Возвращаясь к заявленной вначале оппозиции, хочется рассмотреть ее третью форму проявления. Помните любимое замечание Станиславского: «Не верю!»? Жаль, что многие забывают главное: систем Станиславского было пять-шесть, не меньше. В разные периоды своей жизни Константин Сергеевич формулировал разные системы. Он развивался, он менялся, взрослел, и у него формировались разные взгляды на театральное искусство. А у нас запомнили одну, утвердили сверху, и она пошла в учебники. Но если взять за основу «верю – не верю», то актер в таком случае играет от правды чувств. Он вызывает у себя ряд достоверных чувств, которые должны возникать у его персонажа, и от этих чувств «танцует» дальше. От правды чувств – так считал Станиславский в этот период – должна родиться правда действий. Заметим, что однажды Станиславский вывез свою мхатовскую труппу на природу, увидел пейзаж, точно соответствующий сцене на балконе из «Ромео и Джульетты», – и решил попробовать сыграть эпизод «на натуре». Ничего не получилось – в природном «антураже» вся игра выглядела настолько искусственной пошлятиной, что эксперимент быстро свернули.

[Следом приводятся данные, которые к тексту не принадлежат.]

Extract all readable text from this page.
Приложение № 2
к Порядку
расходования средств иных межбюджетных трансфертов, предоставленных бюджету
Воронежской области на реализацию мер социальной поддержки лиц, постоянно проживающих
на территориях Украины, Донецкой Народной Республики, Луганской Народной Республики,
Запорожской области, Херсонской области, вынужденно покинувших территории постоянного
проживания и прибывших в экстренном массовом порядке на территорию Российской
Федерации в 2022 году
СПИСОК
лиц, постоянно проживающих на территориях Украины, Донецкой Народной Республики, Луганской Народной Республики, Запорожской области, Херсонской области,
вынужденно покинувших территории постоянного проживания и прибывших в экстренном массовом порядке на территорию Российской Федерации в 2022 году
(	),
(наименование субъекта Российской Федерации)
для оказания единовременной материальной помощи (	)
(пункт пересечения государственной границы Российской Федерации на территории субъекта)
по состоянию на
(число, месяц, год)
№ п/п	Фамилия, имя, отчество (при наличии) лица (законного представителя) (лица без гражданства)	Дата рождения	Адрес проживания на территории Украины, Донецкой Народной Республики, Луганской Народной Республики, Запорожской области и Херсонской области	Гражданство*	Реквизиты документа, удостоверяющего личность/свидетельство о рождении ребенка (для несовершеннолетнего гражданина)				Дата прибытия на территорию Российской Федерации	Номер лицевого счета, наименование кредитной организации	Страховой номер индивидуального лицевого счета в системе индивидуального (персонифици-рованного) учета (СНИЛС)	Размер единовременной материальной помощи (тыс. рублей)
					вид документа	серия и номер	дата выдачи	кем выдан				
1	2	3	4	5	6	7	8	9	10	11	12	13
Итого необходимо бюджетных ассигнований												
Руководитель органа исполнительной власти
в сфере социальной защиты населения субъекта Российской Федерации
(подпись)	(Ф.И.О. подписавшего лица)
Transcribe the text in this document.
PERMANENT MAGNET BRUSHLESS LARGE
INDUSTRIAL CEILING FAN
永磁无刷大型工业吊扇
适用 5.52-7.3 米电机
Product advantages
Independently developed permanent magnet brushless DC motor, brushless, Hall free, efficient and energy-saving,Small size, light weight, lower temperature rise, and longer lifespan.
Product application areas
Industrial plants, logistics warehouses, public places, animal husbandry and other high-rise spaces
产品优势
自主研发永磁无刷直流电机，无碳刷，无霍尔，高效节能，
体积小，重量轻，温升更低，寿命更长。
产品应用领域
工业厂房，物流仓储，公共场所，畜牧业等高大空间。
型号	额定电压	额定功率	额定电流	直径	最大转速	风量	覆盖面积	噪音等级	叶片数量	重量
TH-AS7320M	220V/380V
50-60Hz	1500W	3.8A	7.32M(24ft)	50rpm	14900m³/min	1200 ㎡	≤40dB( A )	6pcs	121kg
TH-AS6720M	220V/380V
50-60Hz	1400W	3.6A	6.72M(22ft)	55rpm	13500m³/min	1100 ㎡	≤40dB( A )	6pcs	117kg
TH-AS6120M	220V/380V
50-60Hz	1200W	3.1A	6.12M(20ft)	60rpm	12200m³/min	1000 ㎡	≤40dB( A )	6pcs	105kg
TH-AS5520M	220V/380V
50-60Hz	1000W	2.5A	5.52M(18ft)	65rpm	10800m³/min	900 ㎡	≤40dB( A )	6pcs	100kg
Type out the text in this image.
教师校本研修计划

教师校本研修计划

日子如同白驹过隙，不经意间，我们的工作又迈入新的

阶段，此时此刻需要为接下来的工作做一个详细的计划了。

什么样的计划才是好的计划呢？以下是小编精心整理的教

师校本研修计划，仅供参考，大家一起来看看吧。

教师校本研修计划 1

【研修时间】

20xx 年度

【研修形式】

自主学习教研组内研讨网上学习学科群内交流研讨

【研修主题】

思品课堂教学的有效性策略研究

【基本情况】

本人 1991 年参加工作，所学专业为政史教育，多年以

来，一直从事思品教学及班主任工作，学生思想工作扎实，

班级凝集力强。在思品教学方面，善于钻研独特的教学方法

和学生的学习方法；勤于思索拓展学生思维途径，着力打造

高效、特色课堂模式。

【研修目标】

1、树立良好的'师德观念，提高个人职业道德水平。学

В театре все звучало по-другому.

Вот и многие писатели ставят себе задачу – в принципе, хорошую и верную – сформировать правду чувств. Их герои обильно рефлексируют и переживают; все это может быть вполне правдиво… Но Станиславский со временем пришел к другой идее. Он сказал: «Я могу чувствовать очень правдиво. Но это не значит, что я смогу выразить эту правду внешними средствами. И моя правда чувств до зрителя не дойдет». Актер чувствует, но чувства заперты в нем, как в «черном ящике». Актер плохо двигается, плохо говорит, запинается. Его речь невыразительна. Жестикуляция зажата, мимика чрезмерна; грим поплыл – куча факторов, мешающих проявлению правды чувств. И Станиславский пришел к такой идее, как правда физических действий. Я должен правильно, согласно решению сценического образа, брать чашечку с кофе; правильно ходить с тростью, правильно повязывать галстук, правильно поправлять этот галстук – двумя пальцами или нервно дергая… Правда мелких физических действий, выражающих правду чувств, делающих чувства заметными для зрителя (или читатели). А физические действия в свою очередь при помощи обратной связи формируют в актере правильные чувства. Попробуйте начать быстро барабанить себя по колену. Вы начнете возбуждаться на пятом-десятом ударе. Актер же умеет выстраивать эту связь – от внешнего к внутреннему – во стократ сильнее нас.